The judge issued a temporary injunction against the statewide ban, ruling that the sweeping legal action not only placed unnecessary obstacles on the right to self-defense, but it also often “completely obliterated that right.”

Now that right is “completely obliterated” once again as the back-and-forth between judges on citizens’ Second Amendment rights continues. Appellate Judge Frank Easterbrook on Thursday agreed to stay the ruling after the appeal was made by the state’s attorneys. 

Last week’s decision by McGlynn will now be reviewed by the Seventh U.S. Circuit Court of Appeals.

In the meantime, the Illinois ban on “assault weapons” and high capacity magazines stands. McGlynn’s ruling, which came as quite welcome news to gun rights advocates, was quickly appealed by the state. When McGlynn did not immediately reverse himself, Attorney General Kwame Raoul appealed his ruling to the Seventh Circuit.

Examination of the Thursday decision requires a closer look at Judge Easterbrook. Before serving on the appellate court, Easterbrook was the federal judge who wrote the Friedman v. City of Highland Park decision. This ruling upheld Illinois’ ban covering the AR-15 and multiple other semiautomatic rifles. 

Interestingly, Easterbrook’s ruling in Friedman was based on the two-step, interest-balancing method that was previously followed. However, the Supreme Court in last year’s New York State Rifle and Pistol Association v. Bruen swept this protocol away, meaning that the judge should not have implemented it in staying the preliminary injunction.

The high court quite clearly told lower courts that attempting to “balance” an individual’s Second Amendment right to keep and bear arms with the government’s interest in regulating that right is in violation of the Constitution.

That should have settled this practice once and for all. Case closed.

Lower courts previously fell into the practice of using this method to consistently justify upholding gun control ordinances. That route was not even based on a Supreme Court ruling. Rather, it was part of the dissent in the District of Columbia v. Heller case. Justice Stephen Breyer laid out that legal theory, and it was hardly binding.

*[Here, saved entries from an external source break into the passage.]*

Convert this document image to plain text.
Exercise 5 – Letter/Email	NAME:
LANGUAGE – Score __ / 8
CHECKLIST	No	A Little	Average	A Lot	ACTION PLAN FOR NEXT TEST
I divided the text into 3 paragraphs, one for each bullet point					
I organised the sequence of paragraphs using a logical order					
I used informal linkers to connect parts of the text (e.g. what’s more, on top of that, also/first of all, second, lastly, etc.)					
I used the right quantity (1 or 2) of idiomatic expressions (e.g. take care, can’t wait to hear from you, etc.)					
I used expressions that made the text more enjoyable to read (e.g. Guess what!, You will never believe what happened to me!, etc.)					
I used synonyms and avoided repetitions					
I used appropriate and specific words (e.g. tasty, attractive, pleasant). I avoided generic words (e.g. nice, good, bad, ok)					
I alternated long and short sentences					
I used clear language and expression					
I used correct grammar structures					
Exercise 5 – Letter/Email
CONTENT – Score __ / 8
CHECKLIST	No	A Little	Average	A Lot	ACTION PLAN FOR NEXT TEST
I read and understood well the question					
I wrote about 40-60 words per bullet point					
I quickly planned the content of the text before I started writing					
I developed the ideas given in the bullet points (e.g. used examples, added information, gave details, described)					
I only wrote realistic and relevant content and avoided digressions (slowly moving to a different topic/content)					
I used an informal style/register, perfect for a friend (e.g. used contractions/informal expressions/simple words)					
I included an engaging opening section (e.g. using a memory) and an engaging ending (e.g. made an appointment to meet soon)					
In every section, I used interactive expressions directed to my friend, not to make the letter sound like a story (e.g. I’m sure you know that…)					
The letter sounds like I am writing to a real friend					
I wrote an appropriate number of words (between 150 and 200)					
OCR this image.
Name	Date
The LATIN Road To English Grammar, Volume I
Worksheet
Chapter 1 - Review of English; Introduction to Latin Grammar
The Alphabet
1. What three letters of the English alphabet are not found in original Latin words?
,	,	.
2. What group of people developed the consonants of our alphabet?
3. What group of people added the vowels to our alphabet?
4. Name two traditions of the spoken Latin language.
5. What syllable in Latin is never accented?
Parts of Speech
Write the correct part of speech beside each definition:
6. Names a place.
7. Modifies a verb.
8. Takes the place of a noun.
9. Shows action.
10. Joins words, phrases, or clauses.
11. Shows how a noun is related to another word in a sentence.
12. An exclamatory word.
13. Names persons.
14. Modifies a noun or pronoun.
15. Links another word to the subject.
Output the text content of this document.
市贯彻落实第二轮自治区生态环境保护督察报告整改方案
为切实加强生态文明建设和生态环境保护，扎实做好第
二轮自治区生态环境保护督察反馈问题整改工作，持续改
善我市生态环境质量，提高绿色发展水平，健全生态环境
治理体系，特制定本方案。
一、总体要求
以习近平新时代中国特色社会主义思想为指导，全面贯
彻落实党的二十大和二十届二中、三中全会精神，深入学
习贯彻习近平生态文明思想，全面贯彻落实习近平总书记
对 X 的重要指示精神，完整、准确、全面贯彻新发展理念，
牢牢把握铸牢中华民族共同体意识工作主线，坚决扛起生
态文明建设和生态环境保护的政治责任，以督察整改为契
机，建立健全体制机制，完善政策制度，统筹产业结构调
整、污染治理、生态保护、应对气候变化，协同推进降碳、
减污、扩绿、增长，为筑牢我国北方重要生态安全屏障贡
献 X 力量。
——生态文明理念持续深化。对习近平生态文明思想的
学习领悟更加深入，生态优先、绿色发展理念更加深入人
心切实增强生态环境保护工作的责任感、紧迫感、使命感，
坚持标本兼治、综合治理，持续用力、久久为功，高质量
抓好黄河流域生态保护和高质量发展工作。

Still, many courts based their shaky reasoning on this theory and ruled against gun rights.

Bruen should have swept this flawed logic away, but apparently it didn’t.

Instead, Easterbrook directed the plaintiffs, who were given until May 9 to file a response, to consider two previous decisions from the Seventh Circuit. One was his own in the Friedman case, and the other was Wilson v. Cook County. In both rulings, the Seventh Circuit court upheld sweeping “assault weapons” bans in Highland Park and Cook County.

Both considered and ultimately decided that the freedoms afforded by the Second Amendment do not prevent local governments from categorically banning entire classes of weapons. This, the rulings in the cases concluded, could be done for public safety’s sake.

In other words, balancing the interest of governments with the Second Amendment. The exact framework that was explicitly struck down by 2022’s Bruen decision.

No matter, as Easterbrook turned his back on the high court’s new guidance and instead applied his own outdated reasoning.

It will be noteworthy to see how his ruling affects Justice Amy Coney Barrett’s findings on the Naperville “assault weapons” ban. She is set in coming days to receive a brief from the city on its law that mirrored the statewide prohibition of semiautomatic rifles and high-capacity magazines.

The possibility remains, and gun rights advocates should keep their fingers crossed, that this will lead to the high court weighing in on “assault weapons” bans in general.